Two large studies of screening have recently been completed. One was in the United States, and the other was in the United Kingdom. Both studies looked at using the CA-125 blood test along with ovarian (transvaginal) ultrasound to find ovarian cancer. These studies have found early cancers in some women. But it isn’t known whether the outcomes of these women have been improved compared with women who haven't undergone screening.
A test called OVA1 is meant to be used in women who have an ovarian tumor. It measures the levels of 4 proteins in the blood. The levels of these proteins, when looked at together, are used to put women with tumors into 2 categories -- low risk and high risk. The women who are labeled low risk are not likely to have cancer. The women who are called high risk are more likely to have a cancer, and so should have surgery performed by a specialist (a gynecologic oncologist). This test is NOT a screening test - it is only meant for use in women who have an ovarian tumor.
Some women with epithelial ovarian cancer have normal levels of the tumor marker CA125. In these women, the only way to tell if treatment is working (or to see if the cancer has come back) is to do imaging studies (like CT scans). Experts have found that in many women with ovarian cancer, the blood level of a protein called HE4 is increased. If you have ovarian cancer and a normal CA125 level, your doctor may decide to check the HE4 level. If it is high, it can be used instead of CA125 to guide treatment.
Treatment research includes testing the value of currently available methods as well as developing new approaches to treatment.
New chemotherapy combinations that may help cancers resistant to current treatments are constantly being investigated. Studies are also looking at using targeted therapy drugs to fight ovarian cancer.
Poly(ADP-ribose) polymerases (PARPs) are enzymes that have been recently recognized as key regulators of cell survival and cell death. Drugs that inhibit PARP-1 help fight cancers caused by mutations in BRCA1 and BRCA2. These drugs may make cancers in women without BRCA mutations more sensitive to radiation therapy and some kinds of chemotherapy (methylating agents and topoisomerase I inhibitors). Clinical trials are in progress to determine whether these drugs will improve outcomes for ovarian cancers that develop in women without BRCA mutations.
Another approach is to develop tumor vaccines that program the immune system to better recognize cancer cells.

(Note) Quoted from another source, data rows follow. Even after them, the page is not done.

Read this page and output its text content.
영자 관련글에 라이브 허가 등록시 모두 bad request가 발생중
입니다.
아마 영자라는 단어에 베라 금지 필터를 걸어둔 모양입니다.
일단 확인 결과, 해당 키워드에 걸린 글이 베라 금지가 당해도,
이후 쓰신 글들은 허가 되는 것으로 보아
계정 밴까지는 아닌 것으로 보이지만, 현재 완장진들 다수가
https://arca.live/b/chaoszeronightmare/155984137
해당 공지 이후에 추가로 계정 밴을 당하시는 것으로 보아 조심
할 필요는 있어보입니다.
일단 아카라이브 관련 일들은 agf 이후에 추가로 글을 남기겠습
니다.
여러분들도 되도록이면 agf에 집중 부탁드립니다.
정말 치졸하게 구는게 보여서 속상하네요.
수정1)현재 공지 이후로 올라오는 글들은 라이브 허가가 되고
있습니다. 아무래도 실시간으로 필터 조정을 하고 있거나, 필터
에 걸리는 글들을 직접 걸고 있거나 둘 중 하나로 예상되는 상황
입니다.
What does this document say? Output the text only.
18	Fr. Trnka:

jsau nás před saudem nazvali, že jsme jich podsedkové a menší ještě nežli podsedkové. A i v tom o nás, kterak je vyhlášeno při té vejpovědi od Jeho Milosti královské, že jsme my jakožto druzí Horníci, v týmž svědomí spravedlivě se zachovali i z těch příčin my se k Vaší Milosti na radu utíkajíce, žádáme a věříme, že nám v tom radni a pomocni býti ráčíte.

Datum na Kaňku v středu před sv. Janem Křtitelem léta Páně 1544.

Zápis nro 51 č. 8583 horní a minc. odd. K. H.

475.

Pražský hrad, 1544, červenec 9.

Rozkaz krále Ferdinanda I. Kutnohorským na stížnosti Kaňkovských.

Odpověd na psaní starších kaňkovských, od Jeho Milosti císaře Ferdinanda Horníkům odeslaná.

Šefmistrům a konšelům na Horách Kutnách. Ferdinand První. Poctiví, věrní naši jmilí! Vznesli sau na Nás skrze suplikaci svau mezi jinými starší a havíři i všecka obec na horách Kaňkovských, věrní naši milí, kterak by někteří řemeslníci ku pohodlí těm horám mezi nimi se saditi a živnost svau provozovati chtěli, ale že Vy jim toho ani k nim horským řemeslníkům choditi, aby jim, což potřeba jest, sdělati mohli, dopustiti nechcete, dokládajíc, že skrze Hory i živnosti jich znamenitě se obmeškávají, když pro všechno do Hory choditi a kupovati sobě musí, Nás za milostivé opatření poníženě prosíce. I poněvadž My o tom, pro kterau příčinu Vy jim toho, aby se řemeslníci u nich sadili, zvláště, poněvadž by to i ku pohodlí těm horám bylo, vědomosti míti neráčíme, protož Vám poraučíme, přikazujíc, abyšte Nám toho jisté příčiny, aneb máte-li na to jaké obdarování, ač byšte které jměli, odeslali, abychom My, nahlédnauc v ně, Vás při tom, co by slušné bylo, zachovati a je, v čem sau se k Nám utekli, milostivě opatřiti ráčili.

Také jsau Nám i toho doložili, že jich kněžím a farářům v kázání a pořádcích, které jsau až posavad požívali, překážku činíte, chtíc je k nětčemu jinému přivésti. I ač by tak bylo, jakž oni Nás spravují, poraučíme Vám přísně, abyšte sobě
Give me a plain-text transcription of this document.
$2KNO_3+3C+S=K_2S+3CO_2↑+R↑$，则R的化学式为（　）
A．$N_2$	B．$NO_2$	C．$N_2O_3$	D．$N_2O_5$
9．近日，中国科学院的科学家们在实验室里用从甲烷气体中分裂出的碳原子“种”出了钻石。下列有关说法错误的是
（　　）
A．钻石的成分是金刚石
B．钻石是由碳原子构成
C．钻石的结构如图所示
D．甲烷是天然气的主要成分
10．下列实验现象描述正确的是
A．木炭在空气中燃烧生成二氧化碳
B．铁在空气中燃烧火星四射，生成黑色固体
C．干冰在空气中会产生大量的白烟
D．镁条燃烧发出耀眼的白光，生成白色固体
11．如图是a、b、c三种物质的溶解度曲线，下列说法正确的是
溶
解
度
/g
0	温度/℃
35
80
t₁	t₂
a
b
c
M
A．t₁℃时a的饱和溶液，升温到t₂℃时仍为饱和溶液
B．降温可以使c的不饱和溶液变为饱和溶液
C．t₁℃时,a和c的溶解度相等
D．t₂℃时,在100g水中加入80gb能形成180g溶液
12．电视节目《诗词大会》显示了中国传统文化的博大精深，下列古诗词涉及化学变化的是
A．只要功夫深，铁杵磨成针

Also, monoclonal antibodies that specifically recognize and attack ovarian cancer cells are being developed. These antibodies are man-made versions of the antibodies our bodies make to fight infection. They can be designed to home in on certain sites on the cancer cell. Farletuzumab is a monoclonal antibody that is directed against a protein on the surface of ovarian cancer cells. It has shown promise in treating ovarian cancer in early studies. Another monoclonal antibody being studied in ovarian cancer is called catumaxomab. It binds to a protein that is in some cancer cells and some immune system cells. When it is administered into the abdominal cavity, it can help treat fluid build up (ascites) that can occur when cancer is present.
Consolidation therapy -- treatment following first line therapy to prevent recurrence -- is being tested in clinical trials. Some of these trials are using chemotherapy, growth factor inhibitors and monoclonal antibodies. Studies are on-going.